The study reveals that the levels of cybercrime experienced by Irish companies are double that experienced on average globally (34pc) and that the impact of cybercrime in Ireland is three times more disruptive than the global experience.
“This is a significant finding given that Ireland is now Europe’s largest data hosting cluster. This finding is a concern for Ireland’s digital economy and highlights the importance of continued investment and resources in cyber security to mitigate cyber risk and ensure we are cyber resilient at a national level.”
Customer fraud and accounting fraud
Four out of ten (41pc) Irish respondents experienced customer fraud, higher than global peers (35pc).
Fraud committed by the customer is one of the types of fraud where dedicated resources, robust processes and technology have proven most effective for prevention. Other common frauds in Ireland are asset misappropriation (23pc), accounting fraud (15pc) and money laundering (13pc).
Deirdre McGrath, partner, PwC Ireland Forensics, commented: “When we look at fraud by industry sector – our survey shows cybercrime, customer fraud and accounting fraud are the three most disruptive types of fraud across the sectors. This is not surprising in our experience, given the potential for these types of fraud to not only cause financial damage, but also impact on brand, reputation, employee morale and market share.”
Counting the cost of fraud
Fraud hits businesses from all angles and the costs can be huge.
Over one in ten (13pc) Irish respondents who experienced fraud in the last two years reported losing more than €4m. A further 18pc said that the cost of the fraud was immeasurable or they did not know its cost.
A similar proportion (11pc) said that they spent over €800,000 on remediation after the incident, including for example improving internal controls, conducting training and introducing new technologies. These costs can often be as or more significant than the costs of responding to the fraud incident in the first instance.
Sixty two percent plan on increasing the resources used to combat fraud in the next two years.
Suspicious activity monitoring (28pc) was the most common way in which fraud was detected by Irish companies – though there is room for an increasing role for analytics and software in the detection of fraud. Nearly a fifth (18pc) of frauds were discovered either by tip-offs or by accident.
Surprisingly, the majority of survey respondents (62pc) reported that their organisation emerged in a better place following a fraud incident – citing attributes such as an enhanced control environment, streamlined and improved operations and introduction of new technology.
Technology continues to be underused in the battle against fraud with Ireland lagging global peers.
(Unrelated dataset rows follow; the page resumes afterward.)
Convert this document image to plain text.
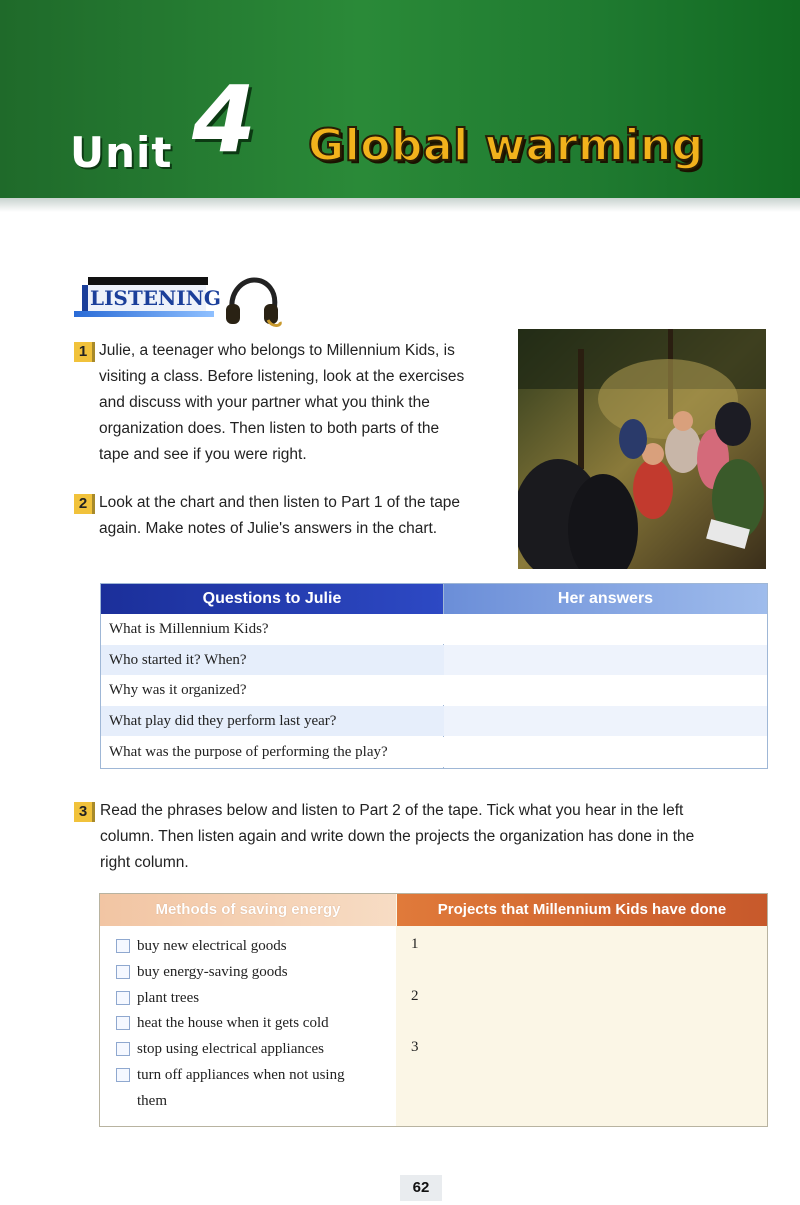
Unit 4 Global warming
LISTENING
1 Julie, a teenager who belongs to Millennium Kids, is
visiting a class. Before listening, look at the exercises
and discuss with your partner what you think the
organization does. Then listen to both parts of the
tape and see if you were right.
2 Look at the chart and then listen to Part 1 of the tape
again. Make notes of Julie's answers in the chart.
Questions to Julie	Her answers
What is Millennium Kids?
Who started it? When?
Why was it organized?
What play did they perform last year?
What was the purpose of performing the play?
3 Read the phrases below and listen to Part 2 of the tape. Tick what you hear in the left
column. Then listen again and write down the projects the organization has done in the
right column.
Methods of saving energy	Projects that Millennium Kids have done
buy new electrical goods
buy energy-saving goods
plant trees
heat the house when it gets cold
stop using electrical appliances
turn off appliances when not using
them
1
2
3
62
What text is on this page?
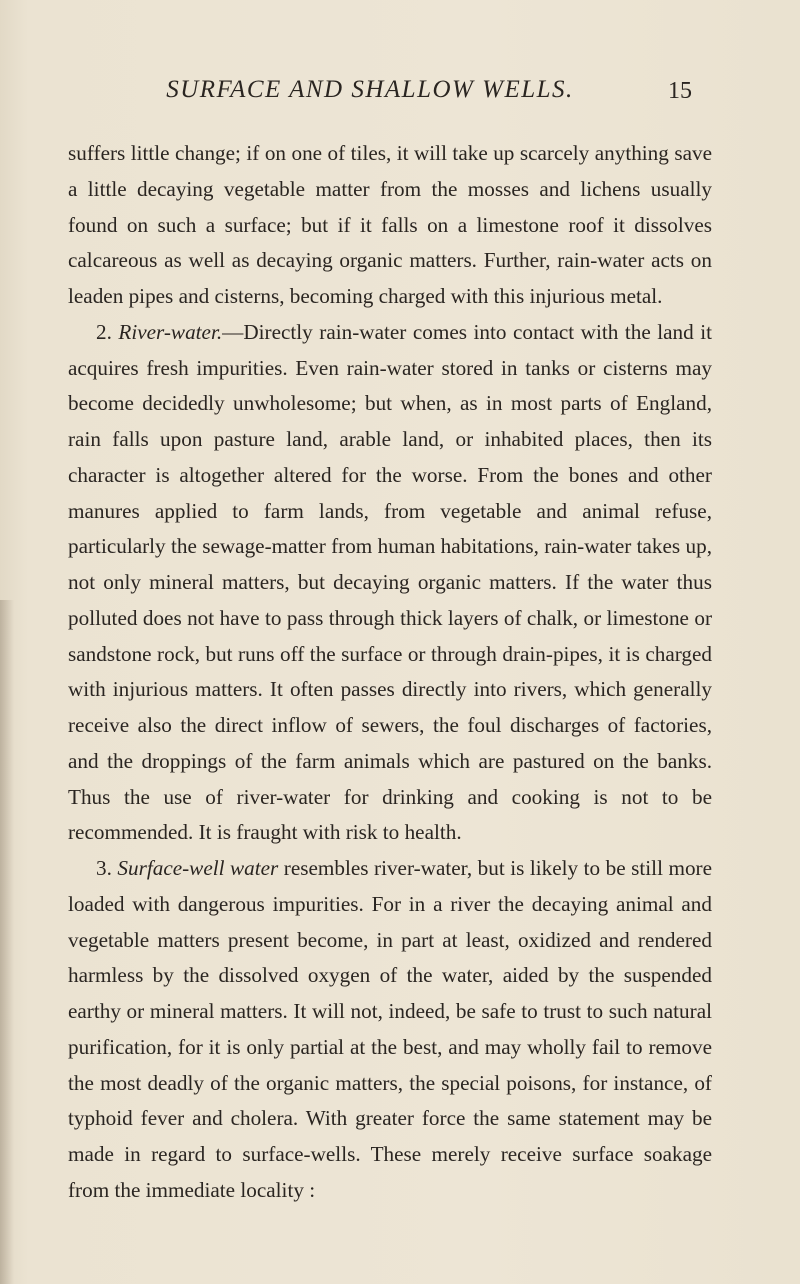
SURFACE AND SHALLOW WELLS.	15

suffers little change; if on one of tiles, it will take up scarcely anything save a little decaying vegetable matter from the mosses and lichens usually found on such a surface; but if it falls on a limestone roof it dissolves calcareous as well as decaying organic matters. Further, rain-water acts on leaden pipes and cisterns, becoming charged with this injurious metal.

2. River-water.—Directly rain-water comes into contact with the land it acquires fresh impurities. Even rain-water stored in tanks or cisterns may become decidedly unwholesome; but when, as in most parts of England, rain falls upon pasture land, arable land, or inhabited places, then its character is altogether altered for the worse. From the bones and other manures applied to farm lands, from vegetable and animal refuse, particularly the sewage-matter from human habitations, rain-water takes up, not only mineral matters, but decaying organic matters. If the water thus polluted does not have to pass through thick layers of chalk, or limestone or sandstone rock, but runs off the surface or through drain-pipes, it is charged with injurious matters. It often passes directly into rivers, which generally receive also the direct inflow of sewers, the foul discharges of factories, and the droppings of the farm animals which are pastured on the banks. Thus the use of river-water for drinking and cooking is not to be recommended. It is fraught with risk to health.

3. Surface-well water resembles river-water, but is likely to be still more loaded with dangerous impurities. For in a river the decaying animal and vegetable matters present become, in part at least, oxidized and rendered harmless by the dissolved oxygen of the water, aided by the suspended earthy or mineral matters. It will not, indeed, be safe to trust to such natural purification, for it is only partial at the best, and may wholly fail to remove the most deadly of the organic matters, the special poisons, for instance, of typhoid fever and cholera. With greater force the same statement may be made in regard to surface-wells. These merely receive surface soakage from the immediate locality :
Fewer than 2 in 10 Irish businesses strongly agree that they’ve been able to upgrade their technology to combat fraud over the last two years (Global: 29pc), largely due to cost.
While technology is just part of the answer in fighting fraud, the report finds that more use of disruptive technologies can be made. For example, Irish businesses are lagging behind global counterparts in utilising or finding value from Artificial Intelligence (AI) – a technology that is even more prevalent today – as a fraud-fighting tool. 58pc of Irish organisations are not using or finding value from Machine Learning (ML) versus 31pc globally.
“Economic crime is on the rise in Ireland,” Deirdre McGrath concluded. “To combat fraud, businesses need to relook at their risks in this new environment, and the suite of anti-fraud tools they use to prevent and detect fraud. Importantly, the right governance and a good culture are also required to effectively fight fraud.”